Now, Robert’s newest work, Stalin’s Piano, is coming to Adelaide as part of the 2018 Adelaide Festival program. In it, Australian pianist, Sonya Lifschitz, plays along to famous speeches by political figures, creating an enthralling sonic environment that aims to recontextualise said speeches and get to the heart of their importance.
“Sonya, who is an old friend of mine, we worked on this piece together. She plays in my ensemble Tipolji,” says Robert.
“We went on tour together and we had all of these old bus rides. She had all of these stories about the Russian pianist, Maria Yudina – she opposed Stalin. This woman who basically risked her life to oppose Stalin at the height of dictatorship, but Stalin really loved her playing, so she escaped a little bit like the chehozart stories.
“The piano became very important because of that story of that pianist in Russia. And we actually hear recordings of Maria Yudina playing along with Sonja playing live.
“The whole process was quite prerogative actually. Sonja and I had all of these long discussions. And then I would send her materials which she would comment on them and I would alter. It was very back and forth,” Robert says.
The duo are performing the piece off the back of their performance at MOFO in Tasmania, where Robert says that, in a place where he was surrounded by so much good art, the meaning and function of art became apparent.

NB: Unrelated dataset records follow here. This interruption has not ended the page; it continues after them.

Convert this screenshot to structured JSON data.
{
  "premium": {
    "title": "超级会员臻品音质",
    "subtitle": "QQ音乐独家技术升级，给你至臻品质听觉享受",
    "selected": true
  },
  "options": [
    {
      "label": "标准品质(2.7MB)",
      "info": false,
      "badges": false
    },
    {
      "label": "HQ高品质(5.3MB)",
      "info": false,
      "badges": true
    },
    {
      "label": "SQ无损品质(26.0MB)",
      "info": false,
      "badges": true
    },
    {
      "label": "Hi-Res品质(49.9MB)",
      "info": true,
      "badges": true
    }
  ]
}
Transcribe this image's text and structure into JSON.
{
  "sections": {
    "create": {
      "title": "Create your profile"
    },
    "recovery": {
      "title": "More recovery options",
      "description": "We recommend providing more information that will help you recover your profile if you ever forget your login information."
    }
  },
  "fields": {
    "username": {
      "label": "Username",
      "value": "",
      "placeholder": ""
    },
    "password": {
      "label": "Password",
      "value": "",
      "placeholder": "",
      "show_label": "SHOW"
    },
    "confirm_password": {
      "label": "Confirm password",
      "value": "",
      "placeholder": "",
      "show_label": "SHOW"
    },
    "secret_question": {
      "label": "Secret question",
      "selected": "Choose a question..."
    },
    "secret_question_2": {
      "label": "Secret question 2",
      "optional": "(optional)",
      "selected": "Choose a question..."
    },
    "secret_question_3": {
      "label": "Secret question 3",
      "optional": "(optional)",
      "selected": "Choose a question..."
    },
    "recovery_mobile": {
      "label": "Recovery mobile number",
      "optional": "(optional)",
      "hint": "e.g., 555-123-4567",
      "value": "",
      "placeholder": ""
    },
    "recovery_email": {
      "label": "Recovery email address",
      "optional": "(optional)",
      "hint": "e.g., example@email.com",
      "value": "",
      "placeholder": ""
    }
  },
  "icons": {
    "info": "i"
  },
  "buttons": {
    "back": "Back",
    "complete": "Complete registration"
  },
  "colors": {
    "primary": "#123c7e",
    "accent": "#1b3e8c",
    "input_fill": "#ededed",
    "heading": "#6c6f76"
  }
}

“It hit me there that art is really good at allowing you to be in the moment. Or fostering a sense of mindfulness. It sounds a bit cliché, but it really struck me strongly because there are some works there in the MONA Gallery that bring that home to me,” he says.
Robert’s music does just that, but also brings forth an incredibly surreal feeling of connecting with a past that is not yours.
“I think sound recordings are a bit of time travel, and video as well; you can actually go back in that moment when someone was saying something in 1935. I find it magical. It’s always been my fantasy dream to have a time machine. You know that great movie growing up, Back To The Future, that sort of thing. Trying to create time travel,” says Robert.
“I find that when it really works, listening to speeches is a way of opening up a bubble of time and making it bigger and longer and more intense. That moment. And it’s a way to connect with that person, that’s what I value the most.”
And that’s precisely the reason Julia Gillard’s Misogyny speech and Robert’s Not Now, Not Ever piece garnered such attention: they hit home.
“I really thought that speech was very personal for Julia Gillard. Even though it was a written speech, she got off the page a few times. I thought it was really good to see the woman as opposed to just the political facade,” Robert says.
“I think my intention with the music was to try to get behind the words and into the emotion by emphasising the music in the speech. To me that represents the human behind the words. It’s a way to empathise.”
And so it is with Stalin’s Piano – a way to try and foster connection to historical figures, to get behind what they were saying and to see them as people.
But this time, we’re also seeing the villains.